Rob Reviews "The Ministry of Ungentlemanly Warfare"

After seeing The Ministry of Ungentlemanly Warfare, try to remind yourself that this is a Guy Ritchie film.  I ended up doing that multiple times DURING the film, and I don’t mean that in any way but with the highest of praise.


If you know Ritchie and his films ranging from Lock, Stock, and Two Smoking Barrels all the way up through The Gentlemen, there are certain things that remind the audience that he is behind the lens, but this film is a bit of a departure for his style.  I am not sure if this is part of an evolution of his style or simply a departure to fit the tone of its script, but I’m kind of okay with that either way.
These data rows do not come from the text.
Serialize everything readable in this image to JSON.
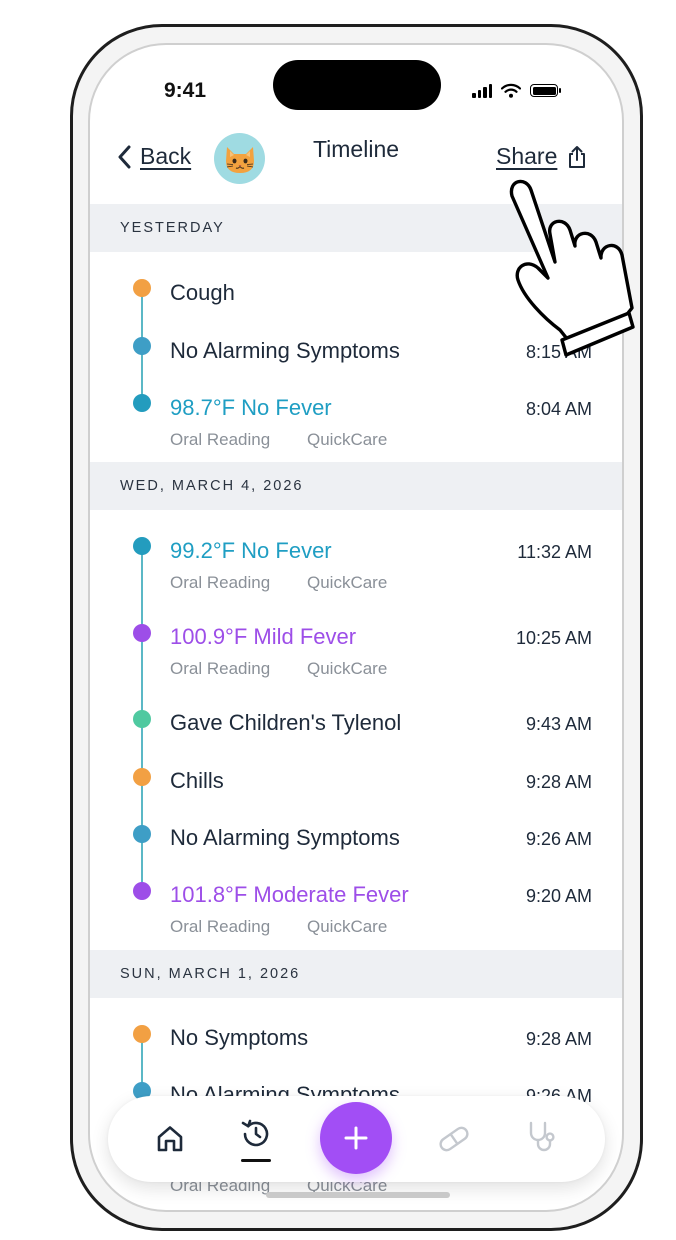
{
  "status_bar": {
    "time": "9:41"
  },
  "header": {
    "back_label": "Back",
    "title": "Timeline",
    "share_label": "Share"
  },
  "sections": [
    {
      "label": "YESTERDAY",
      "events": [
        {
          "title": "Cough",
          "time": "",
          "color": "#f2a043",
          "title_color": "#1e2a3a"
        },
        {
          "title": "No Alarming Symptoms",
          "time": "8:15 AM",
          "color": "#3e9ec6",
          "title_color": "#1e2a3a"
        },
        {
          "title": "98.7°F No Fever",
          "time": "8:04 AM",
          "color": "#239cbe",
          "title_color": "#1f9ec3",
          "sub1": "Oral Reading",
          "sub2": "QuickCare"
        }
      ]
    },
    {
      "label": "WED, MARCH 4, 2026",
      "events": [
        {
          "title": "99.2°F No Fever",
          "time": "11:32 AM",
          "color": "#239cbe",
          "title_color": "#1f9ec3",
          "sub1": "Oral Reading",
          "sub2": "QuickCare"
        },
        {
          "title": "100.9°F Mild Fever",
          "time": "10:25 AM",
          "color": "#9d4ee8",
          "title_color": "#9d4ee8",
          "sub1": "Oral Reading",
          "sub2": "QuickCare"
        },
        {
          "title": "Gave Children's Tylenol",
          "time": "9:43 AM",
          "color": "#4fc9a0",
          "title_color": "#1e2a3a"
        },
        {
          "title": "Chills",
          "time": "9:28 AM",
          "color": "#f2a043",
          "title_color": "#1e2a3a"
        },
        {
          "title": "No Alarming Symptoms",
          "time": "9:26 AM",
          "color": "#3e9ec6",
          "title_color": "#1e2a3a"
        },
        {
          "title": "101.8°F Moderate Fever",
          "time": "9:20 AM",
          "color": "#9d4ee8",
          "title_color": "#9d4ee8",
          "sub1": "Oral Reading",
          "sub2": "QuickCare"
        }
      ]
    },
    {
      "label": "SUN, MARCH 1, 2026",
      "events": [
        {
          "title": "No Symptoms",
          "time": "9:28 AM",
          "color": "#f2a043",
          "title_color": "#1e2a3a"
        },
        {
          "title": "No Alarming Symptoms",
          "time": "9:26 AM",
          "color": "#3e9ec6",
          "title_color": "#1e2a3a"
        }
      ],
      "peek_sub1": "Oral Reading",
      "peek_sub2": "QuickCare"
    }
  ],
  "bottom_nav": {
    "items": [
      {
        "icon": "home-icon"
      },
      {
        "icon": "history-icon",
        "active": true
      },
      {
        "icon": "add-icon",
        "label": "+"
      },
      {
        "icon": "pill-icon"
      },
      {
        "icon": "stethoscope-icon"
      }
    ],
    "accent": "#a24ef5"
  }
}
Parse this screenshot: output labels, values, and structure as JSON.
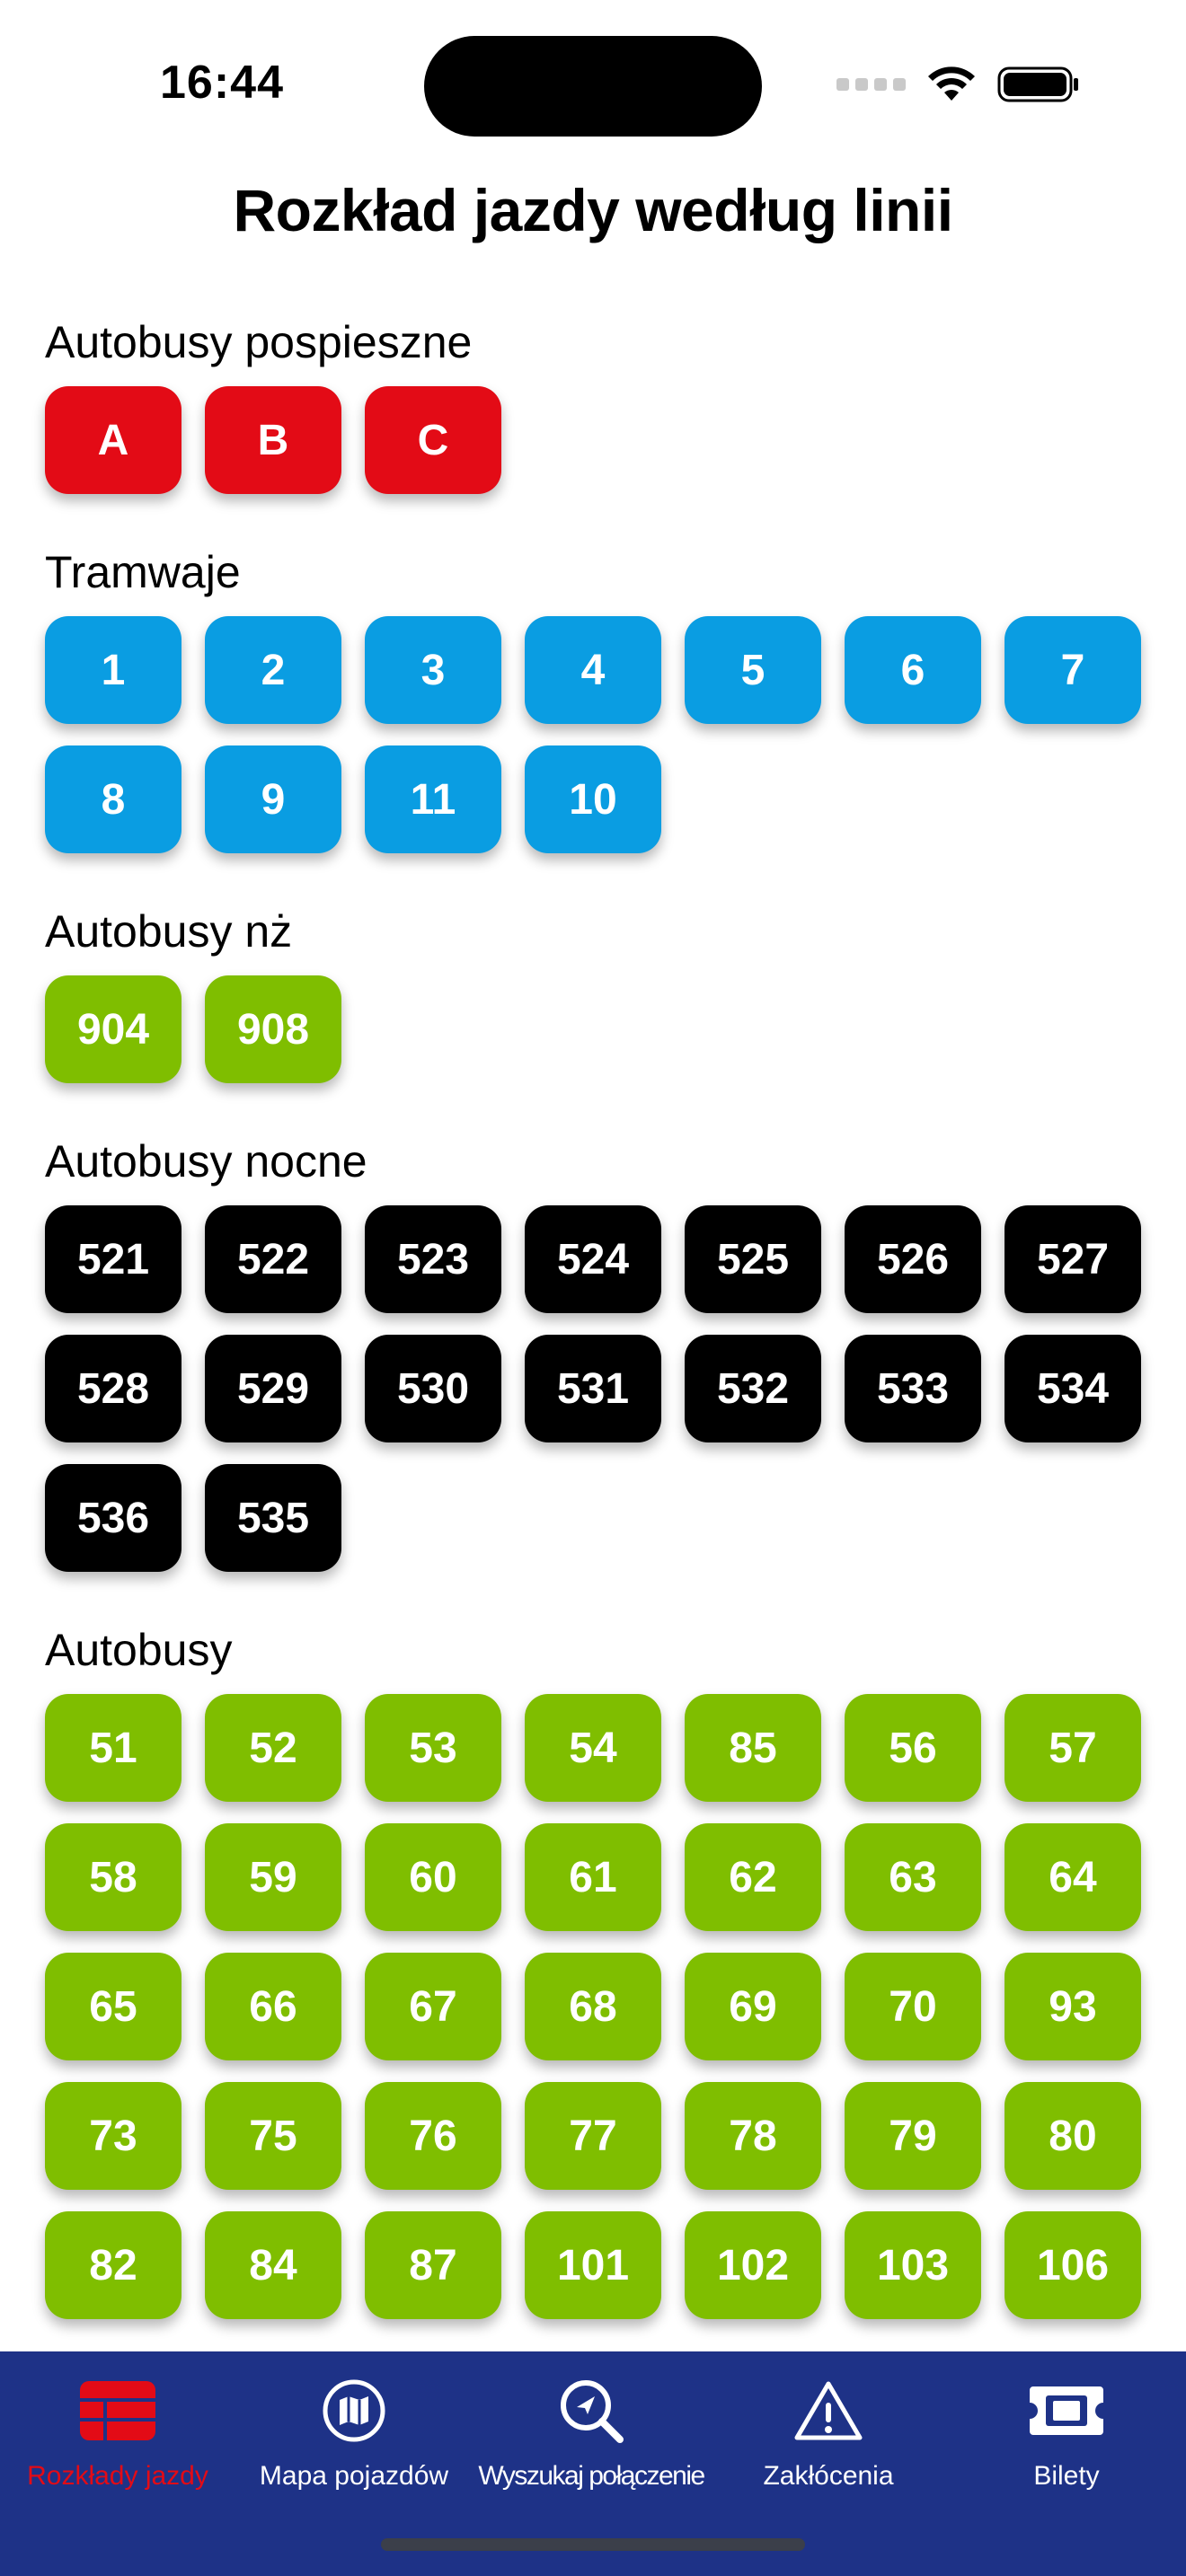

Based on a true story from some of Winston Churchill’s uncovered notes, it’s World War II during a time where England is on the proverbial ropes as Hitler’s Germany is steamrolling just about everything in its way.  They have employed the U-boats that are cutting off any types of supplies that Churchill’s (played by Rory Kinnear) troops need to keep the war effort afloat, so he employs Brigadier Gubbins (Cary Elwes) to put together a team to sink a large supply ship that is currently parked off the coast of Africa.  This team cannot be recognized by the government as what they are trying to do could make the war that much worse for them, so they look to the incarcerated Gus March-Phillips (Henry Cavill) to get a rag-tag group of baddies to do the job alongside two undercover agents in Heron (Babs Olusanmokun) and Marjorie Stewart (Eliza González).  Time is of the essence, and both teams face their own challenges as they try to stop Hitler from a tighter grip on their section of the world and perhaps the world itself.


I REALLY dig this film.  Ritchie shoots this in a more “straight forward” style in contrast to the way he has done action in the past, and I really think this decision enhanced the story itself.  Without the herky-jerky and fast-motion action and story telling he tends to use, it is easier to focus on a very strong script from Ritchie, Paul Tamasy, Eric Johnson, and Arash Amel based on the book from Damien Lewis (not the actor; that is spelled differently… trust me, we did the same thing).  Using the visual style he is known for simply would not fit here, and I think everyone involved knew that.  With this story, it is important to let what stands in front of the camera carry everything, and that is what we got to witness.


This cast keeps everything between the lines in a script that could make certain sequences seem larger-than-life and could upset the film overall.  Cavill carries a certain calm and cool that may be reminiscent of some clues dropped during the film that pay off in the “what happened since this story” titles at the end that forces his team to keep their cool for the most part as well.  Elwes also gets to be the type of character we mostly know him for with the right balance of smarm, strength, and loyalty to his prime minister that his character requires (man, I am REALLY struggling with avoiding spoilers here, and it’s pretty cool).  Alan Ritchson also shines here while Olusanmokun and González really make their storyline while mostly separate from the teams work in a way that does not detract from the overall story and mission that a number of other films like this fall short on.


There are obvious comparisons to The Dirty Dozen and Inglorious Basterds that will be made, and even though those may not be far off The Ministry of Ungentlemanly Warfare really does stand apart in the genre.  While Basterds would be a great choice as a double-feature (especially for those of you that may have influence at your local drive-in), Ritchie constructs two hours of true fun and suspense that kept me on the edge of my seat the entire time.  It really should have its first viewing on as big of a screen as possible to take in all of it on every level.


And now I want to go see this at a drive-in.  Didn’t even think of that until I typed that a second ago.